VGE, as he is sometimes known, has been criss-crossing France for weeks; not campaigning, he says, but explaining why it would be folly to jettison the treaty he managed to tailor partly in France’s image.
Don’t read the long and boring Part Three of the treaty, he tells audiences with a smile of complicity. All that matters are the short preliminary articles — “the little text that we wrote”, which set out the Union’s goals.
If people read that France would have been spared its current psychodrama, fuelled by what the critics have unearthed in the sprawling Part Three, he said.
This was merely a compilation of existing treaties that the member states, not the constitution drafters, had included as a tidying-up exercise.
The latest polls show that the French “no” vote is between 6 and 8 points ahead. The pollster IPSOS found that 53 per cent of voters would reject the treaty, compared with 47 per cent in favour. IFOP said that 54 per cent were against and 46 per cent in favour.
The “no” camp’s hostility has largely been prompted by the restatement of long-extant commitments to unbiased free trade and movement of people and services. “What is really funny is that if we reject the constitution, the only bit that stays in force is this third part, because it is not new and already in past treaties,” he told an audience at Chamalières.
In this prosperous suburb of Clermont-Ferrand, VGE was on safe ground as he explained the constitution to 400 local people, most middle-class and middle-aged. Alongside him sat his son, Louis, 45, who succeeded his centre-right father as the local MP and who last week became mayor of Chamalières, also one of M Giscard’s jobs until he became President in 1974. The proud father delights in addressing Louis with Gallic formality as “Monsieur le Député (MP), Maire de Chamalières”.
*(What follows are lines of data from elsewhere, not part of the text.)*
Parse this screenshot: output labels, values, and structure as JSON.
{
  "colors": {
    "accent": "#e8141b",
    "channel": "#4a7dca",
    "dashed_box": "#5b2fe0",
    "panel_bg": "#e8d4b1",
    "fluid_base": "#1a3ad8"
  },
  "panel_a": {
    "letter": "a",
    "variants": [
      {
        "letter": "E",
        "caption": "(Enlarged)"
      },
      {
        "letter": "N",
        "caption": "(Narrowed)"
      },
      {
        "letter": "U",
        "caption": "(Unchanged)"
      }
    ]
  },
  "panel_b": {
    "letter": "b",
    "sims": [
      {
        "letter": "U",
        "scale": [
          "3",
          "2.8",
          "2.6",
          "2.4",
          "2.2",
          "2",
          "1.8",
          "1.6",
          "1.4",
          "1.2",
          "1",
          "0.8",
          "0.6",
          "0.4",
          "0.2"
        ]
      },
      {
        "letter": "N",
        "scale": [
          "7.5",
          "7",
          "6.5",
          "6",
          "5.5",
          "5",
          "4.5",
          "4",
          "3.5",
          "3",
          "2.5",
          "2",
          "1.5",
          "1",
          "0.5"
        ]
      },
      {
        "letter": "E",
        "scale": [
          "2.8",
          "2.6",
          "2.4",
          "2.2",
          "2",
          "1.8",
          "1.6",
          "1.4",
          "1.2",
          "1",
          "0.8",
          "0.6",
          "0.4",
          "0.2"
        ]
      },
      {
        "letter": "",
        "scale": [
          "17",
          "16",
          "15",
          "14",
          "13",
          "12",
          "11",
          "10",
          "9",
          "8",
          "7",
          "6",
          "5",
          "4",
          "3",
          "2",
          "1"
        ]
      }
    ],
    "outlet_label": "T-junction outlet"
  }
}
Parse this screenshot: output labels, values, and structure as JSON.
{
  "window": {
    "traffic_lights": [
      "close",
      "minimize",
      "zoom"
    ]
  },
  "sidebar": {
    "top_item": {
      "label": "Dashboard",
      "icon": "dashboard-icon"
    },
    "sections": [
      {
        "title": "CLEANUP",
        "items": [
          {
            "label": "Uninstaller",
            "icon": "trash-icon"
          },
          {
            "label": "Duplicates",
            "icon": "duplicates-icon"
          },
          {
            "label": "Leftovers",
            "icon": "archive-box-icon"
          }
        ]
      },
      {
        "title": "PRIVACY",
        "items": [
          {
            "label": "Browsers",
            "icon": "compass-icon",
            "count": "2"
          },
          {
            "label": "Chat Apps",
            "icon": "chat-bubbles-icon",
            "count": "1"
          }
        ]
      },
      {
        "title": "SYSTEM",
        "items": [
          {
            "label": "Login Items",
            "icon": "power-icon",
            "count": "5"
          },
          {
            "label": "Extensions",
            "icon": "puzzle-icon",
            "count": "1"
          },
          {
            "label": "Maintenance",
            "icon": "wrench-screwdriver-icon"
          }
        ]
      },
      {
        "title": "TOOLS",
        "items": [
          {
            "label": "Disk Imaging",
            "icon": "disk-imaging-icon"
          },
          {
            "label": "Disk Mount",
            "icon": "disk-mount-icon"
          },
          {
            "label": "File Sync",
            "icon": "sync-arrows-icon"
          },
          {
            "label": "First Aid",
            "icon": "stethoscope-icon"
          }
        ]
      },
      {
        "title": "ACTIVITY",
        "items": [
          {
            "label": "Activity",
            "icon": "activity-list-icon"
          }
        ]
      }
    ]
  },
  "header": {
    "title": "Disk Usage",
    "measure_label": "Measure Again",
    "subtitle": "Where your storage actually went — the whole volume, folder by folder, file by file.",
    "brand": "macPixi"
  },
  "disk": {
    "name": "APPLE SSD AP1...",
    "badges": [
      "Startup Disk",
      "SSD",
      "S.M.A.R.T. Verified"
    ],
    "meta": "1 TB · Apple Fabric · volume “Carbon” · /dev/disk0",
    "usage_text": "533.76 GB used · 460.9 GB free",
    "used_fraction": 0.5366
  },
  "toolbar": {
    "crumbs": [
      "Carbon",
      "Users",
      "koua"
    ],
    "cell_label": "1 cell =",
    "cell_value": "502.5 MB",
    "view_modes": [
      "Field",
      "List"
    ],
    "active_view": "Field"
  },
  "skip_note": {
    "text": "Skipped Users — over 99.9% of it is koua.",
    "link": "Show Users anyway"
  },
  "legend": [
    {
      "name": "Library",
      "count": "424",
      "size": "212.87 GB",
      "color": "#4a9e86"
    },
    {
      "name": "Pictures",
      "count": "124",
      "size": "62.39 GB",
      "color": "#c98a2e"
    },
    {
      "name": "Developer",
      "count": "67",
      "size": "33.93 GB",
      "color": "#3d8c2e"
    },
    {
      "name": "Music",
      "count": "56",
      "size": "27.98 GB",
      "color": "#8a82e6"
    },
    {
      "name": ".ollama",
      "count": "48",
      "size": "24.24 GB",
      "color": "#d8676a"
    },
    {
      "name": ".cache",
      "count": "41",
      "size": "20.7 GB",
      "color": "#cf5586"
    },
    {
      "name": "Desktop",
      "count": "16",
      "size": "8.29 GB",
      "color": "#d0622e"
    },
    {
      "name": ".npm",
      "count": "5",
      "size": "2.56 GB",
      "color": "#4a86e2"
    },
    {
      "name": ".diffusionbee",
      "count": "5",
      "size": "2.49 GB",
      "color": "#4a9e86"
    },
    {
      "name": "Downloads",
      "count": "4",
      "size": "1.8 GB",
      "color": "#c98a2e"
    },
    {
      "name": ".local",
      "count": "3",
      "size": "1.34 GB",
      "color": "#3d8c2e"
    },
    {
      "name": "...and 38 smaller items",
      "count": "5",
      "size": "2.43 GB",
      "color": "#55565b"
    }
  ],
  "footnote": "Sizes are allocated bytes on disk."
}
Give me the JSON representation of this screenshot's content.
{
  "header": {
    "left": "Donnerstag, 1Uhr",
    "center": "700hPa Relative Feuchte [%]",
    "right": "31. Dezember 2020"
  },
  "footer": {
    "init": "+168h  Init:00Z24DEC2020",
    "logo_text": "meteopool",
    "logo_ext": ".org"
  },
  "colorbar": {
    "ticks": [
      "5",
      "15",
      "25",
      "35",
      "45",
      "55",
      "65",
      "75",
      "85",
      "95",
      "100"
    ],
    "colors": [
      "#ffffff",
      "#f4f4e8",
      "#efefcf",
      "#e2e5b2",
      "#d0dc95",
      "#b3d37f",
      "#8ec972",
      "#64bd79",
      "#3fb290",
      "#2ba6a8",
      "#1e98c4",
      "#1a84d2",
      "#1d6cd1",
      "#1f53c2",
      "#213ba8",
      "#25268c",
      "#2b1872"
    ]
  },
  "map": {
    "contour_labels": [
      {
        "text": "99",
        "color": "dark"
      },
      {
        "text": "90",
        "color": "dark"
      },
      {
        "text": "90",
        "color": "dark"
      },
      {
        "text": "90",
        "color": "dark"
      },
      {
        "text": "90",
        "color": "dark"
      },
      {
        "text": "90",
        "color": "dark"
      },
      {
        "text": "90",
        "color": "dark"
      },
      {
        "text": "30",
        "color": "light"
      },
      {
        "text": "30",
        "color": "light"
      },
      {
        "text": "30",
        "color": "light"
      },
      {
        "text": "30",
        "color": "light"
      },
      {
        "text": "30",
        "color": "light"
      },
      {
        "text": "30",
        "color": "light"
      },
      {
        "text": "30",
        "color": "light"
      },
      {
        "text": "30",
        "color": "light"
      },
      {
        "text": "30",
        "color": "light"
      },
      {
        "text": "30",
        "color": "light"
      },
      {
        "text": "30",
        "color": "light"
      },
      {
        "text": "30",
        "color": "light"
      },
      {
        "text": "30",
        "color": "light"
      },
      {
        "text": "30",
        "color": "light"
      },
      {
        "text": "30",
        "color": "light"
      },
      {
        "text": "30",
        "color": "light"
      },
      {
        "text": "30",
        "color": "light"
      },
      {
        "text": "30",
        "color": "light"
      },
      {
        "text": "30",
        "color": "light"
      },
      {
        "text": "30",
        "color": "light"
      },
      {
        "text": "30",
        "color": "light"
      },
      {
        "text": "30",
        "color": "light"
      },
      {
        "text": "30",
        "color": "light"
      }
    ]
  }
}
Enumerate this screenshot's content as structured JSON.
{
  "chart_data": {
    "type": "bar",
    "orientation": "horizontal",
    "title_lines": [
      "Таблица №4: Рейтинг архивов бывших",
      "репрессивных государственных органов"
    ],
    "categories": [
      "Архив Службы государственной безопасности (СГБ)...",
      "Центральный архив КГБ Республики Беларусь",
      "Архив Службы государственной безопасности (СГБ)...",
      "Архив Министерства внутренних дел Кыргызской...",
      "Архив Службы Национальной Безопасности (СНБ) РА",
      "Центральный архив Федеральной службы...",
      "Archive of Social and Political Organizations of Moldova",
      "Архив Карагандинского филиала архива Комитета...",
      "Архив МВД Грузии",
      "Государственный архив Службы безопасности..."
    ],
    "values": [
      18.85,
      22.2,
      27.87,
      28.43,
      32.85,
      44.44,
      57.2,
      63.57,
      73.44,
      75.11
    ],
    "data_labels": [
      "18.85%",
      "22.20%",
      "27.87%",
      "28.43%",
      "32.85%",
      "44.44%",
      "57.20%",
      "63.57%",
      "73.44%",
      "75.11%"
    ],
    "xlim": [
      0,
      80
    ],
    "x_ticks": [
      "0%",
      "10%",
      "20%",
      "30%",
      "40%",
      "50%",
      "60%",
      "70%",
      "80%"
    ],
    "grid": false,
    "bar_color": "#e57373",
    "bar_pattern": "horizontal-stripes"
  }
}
The loud applause for the father and son’s appearance was matched by that which greeted M Giscard’s most politically incorrect belief: that Turkey must never be admitted to the EU. It would be nonsense to introduce a largely Asian, Muslim state into the EU, making it the most politically powerful and poorest member. That argument is useful for the “yes” campaign.
M Giscard is convinced that France will approve “his” constitution on Sunday, but concedes the possibility that voters will dump the project initiated by EU leaders in December 2001. “There is not the slightest possibility of renegotiating it. Do not be fooled,” he told the crowd.